The other thing that needs to be noted in relation to nursing homes is that your position as a relative of an elderly person who is looking for a place in a nursing home is delicate. You are not working from a position of equality vis-à-vis the nursing home. If you find a place in a nursing home you have to take it straight away in most cases because places don’t often come up. So you jump at the chance offered and you will sign away assets without looking in too much detail at the terms of the contract you are given.

The government’s attempts to reduce the cost that looking after the elderly places on it has fed into decisions it has taken in recent years. These decisions reflect the uncomfortable reality that the baby boomer generation is ageing and that its members will, at some point in the not-so-distant future, require looking after in a way that costs a lot of money. Most of the medical expenses you will have in your life, if you are a typical westerner, are incurred in the final six months of your existence on the earth.

The idea of living in a nursing home might put some people off but the reality is that in many cases older people have multiple health problems, each of which would make it difficult for them to be properly looked after at home, even if you provide services that involve professionals visiting during the day to do such things as bathing, physiotherapy, housecleaning, laundry, maintenance, and cooking. The burden will rest with carers, who are usually part of the person’s family.

In the US, where the government provides fewer funds for aged care, it is very common for the elderly to live with sons or daughters, possibly in a spare room in their house, possibly even in the basement. During the day, who looks after such elderly citizens if their child works in an office? Sometimes children have to give up a job in order to be at home during the day. We don’t want that kind of system to evolve here. The collective must pay to look after the old and the frail.
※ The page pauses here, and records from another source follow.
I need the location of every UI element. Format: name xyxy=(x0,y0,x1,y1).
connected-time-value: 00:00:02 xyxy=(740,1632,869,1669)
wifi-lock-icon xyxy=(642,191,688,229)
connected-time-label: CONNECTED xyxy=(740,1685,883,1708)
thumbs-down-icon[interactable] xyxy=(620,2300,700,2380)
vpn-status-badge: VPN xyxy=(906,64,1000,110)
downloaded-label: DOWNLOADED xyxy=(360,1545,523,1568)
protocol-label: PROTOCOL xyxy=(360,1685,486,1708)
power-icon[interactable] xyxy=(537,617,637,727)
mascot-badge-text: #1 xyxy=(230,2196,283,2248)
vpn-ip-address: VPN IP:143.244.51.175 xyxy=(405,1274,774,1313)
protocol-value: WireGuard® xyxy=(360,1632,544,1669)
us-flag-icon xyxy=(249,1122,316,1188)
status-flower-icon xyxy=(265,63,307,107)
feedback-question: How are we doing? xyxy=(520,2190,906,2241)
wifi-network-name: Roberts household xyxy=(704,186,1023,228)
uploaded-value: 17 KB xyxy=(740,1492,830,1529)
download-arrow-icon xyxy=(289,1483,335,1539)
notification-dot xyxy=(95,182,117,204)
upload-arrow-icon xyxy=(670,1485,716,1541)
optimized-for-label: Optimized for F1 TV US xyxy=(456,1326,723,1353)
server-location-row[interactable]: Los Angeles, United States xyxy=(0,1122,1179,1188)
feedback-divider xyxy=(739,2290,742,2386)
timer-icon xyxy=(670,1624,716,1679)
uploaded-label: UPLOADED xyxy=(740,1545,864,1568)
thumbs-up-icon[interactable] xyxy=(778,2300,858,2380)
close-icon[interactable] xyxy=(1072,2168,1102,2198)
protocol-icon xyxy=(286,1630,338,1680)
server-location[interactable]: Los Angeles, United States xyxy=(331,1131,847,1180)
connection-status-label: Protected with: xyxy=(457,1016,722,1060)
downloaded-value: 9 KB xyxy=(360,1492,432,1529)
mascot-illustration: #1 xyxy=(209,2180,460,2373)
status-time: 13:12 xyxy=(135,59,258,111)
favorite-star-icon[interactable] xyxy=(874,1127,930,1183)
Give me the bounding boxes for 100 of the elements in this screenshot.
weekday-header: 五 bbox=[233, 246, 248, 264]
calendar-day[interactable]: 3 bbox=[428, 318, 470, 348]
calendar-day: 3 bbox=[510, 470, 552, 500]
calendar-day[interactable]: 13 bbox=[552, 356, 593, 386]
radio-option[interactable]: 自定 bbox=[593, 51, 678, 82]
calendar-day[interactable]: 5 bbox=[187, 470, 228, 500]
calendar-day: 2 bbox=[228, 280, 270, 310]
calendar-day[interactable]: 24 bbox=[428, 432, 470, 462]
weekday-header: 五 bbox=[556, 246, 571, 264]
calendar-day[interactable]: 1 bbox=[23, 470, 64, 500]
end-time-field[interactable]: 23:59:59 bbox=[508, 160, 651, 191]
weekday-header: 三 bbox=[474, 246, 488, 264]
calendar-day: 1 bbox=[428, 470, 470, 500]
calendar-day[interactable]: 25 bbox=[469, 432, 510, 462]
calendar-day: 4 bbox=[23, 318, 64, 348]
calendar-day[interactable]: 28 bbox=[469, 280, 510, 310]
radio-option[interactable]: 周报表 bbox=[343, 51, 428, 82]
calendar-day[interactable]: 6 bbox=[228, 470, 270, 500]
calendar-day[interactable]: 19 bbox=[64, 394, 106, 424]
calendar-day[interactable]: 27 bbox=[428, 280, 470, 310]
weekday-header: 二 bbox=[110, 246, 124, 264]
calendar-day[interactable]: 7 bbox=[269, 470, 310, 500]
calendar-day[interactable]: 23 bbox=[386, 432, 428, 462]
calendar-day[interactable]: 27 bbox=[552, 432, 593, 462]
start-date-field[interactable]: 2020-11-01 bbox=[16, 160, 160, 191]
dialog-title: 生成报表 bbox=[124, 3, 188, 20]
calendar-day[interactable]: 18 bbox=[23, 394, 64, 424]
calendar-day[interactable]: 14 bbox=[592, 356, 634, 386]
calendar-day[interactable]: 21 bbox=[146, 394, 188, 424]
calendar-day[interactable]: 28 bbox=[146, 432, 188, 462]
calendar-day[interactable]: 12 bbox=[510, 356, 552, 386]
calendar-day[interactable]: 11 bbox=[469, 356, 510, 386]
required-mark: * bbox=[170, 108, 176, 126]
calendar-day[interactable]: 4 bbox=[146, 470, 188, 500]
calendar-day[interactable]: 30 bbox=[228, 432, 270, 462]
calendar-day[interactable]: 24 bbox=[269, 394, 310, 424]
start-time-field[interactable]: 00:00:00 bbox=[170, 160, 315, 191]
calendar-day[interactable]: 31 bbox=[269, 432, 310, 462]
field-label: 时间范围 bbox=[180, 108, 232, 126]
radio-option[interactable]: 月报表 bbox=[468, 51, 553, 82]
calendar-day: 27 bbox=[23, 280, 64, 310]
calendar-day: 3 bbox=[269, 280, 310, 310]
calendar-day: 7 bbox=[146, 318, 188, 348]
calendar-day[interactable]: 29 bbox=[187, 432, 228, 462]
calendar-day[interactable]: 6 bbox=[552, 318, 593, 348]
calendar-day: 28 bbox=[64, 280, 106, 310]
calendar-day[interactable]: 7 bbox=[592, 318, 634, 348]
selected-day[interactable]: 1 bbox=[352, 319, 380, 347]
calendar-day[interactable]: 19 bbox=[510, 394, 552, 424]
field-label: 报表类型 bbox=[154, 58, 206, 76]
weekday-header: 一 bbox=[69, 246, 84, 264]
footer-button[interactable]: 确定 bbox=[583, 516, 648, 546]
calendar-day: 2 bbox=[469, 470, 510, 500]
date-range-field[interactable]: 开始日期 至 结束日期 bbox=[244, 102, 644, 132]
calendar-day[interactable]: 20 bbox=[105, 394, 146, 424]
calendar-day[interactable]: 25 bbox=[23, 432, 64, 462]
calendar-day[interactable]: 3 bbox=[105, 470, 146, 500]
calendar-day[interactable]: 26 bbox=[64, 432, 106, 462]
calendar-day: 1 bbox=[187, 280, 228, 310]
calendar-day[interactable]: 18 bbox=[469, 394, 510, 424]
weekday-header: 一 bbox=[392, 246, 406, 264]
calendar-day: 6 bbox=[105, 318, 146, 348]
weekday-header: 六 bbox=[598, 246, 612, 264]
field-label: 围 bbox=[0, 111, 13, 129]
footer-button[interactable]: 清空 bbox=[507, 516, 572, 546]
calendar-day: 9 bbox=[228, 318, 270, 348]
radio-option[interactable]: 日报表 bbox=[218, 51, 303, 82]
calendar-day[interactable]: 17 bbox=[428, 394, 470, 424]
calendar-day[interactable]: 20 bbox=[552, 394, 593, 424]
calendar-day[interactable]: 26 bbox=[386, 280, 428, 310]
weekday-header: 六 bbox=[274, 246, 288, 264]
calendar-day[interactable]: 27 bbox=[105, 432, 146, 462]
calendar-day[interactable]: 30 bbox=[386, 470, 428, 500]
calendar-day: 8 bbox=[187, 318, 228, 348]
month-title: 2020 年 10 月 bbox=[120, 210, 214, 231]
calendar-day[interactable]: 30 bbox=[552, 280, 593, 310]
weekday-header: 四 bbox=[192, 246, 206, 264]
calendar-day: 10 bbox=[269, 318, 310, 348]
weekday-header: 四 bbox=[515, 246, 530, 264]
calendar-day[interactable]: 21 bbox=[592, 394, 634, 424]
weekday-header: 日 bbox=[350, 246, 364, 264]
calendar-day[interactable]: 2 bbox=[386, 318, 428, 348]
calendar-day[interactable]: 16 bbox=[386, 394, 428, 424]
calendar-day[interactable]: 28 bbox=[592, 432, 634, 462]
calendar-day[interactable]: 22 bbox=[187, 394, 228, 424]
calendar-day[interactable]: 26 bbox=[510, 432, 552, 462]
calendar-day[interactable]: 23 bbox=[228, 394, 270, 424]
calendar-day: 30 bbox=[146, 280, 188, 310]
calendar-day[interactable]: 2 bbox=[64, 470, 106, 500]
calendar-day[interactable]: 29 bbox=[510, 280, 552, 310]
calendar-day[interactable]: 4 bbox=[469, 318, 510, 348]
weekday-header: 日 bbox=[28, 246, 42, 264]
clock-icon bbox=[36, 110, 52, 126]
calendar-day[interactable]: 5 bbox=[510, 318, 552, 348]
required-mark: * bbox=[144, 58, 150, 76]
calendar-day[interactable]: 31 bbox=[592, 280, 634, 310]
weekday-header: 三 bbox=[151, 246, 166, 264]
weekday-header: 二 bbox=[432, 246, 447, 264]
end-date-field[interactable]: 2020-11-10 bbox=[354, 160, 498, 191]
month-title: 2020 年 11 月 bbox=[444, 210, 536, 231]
To get a better settlement in this sector of the economy we need to work from a position of informedness. But that probably won’t happen soon. Even with the two-part ‘4 Corners’ program the Australian Broadcasting Corporation has made, most of us are not able to know all the details of the case unless we have lived through it ourselves, and even then our knowledge will necessarily be partial and incomplete.

I was reminded of the level of ignorance about nursing homes in the broader community when I saw the other day a cartoon by David Pope, who draws images for the Canberra Times. In his cartoon, the prime minister is shown standing facing a wall in a dingy-looking corridor, dressed in a hospital gown (with the back open) and holding a cup of what looks to be tea. The implication is that the PM has dementia and has forgotten that he had defunded the sector as part of a previous government. But hospital gowns are never worn in nursing homes, it is purely a piece of fiction. Similarly, most commentators who will be talking about the royal commission in the near future will not understand the conditions that exist in most nursing homes in Australia.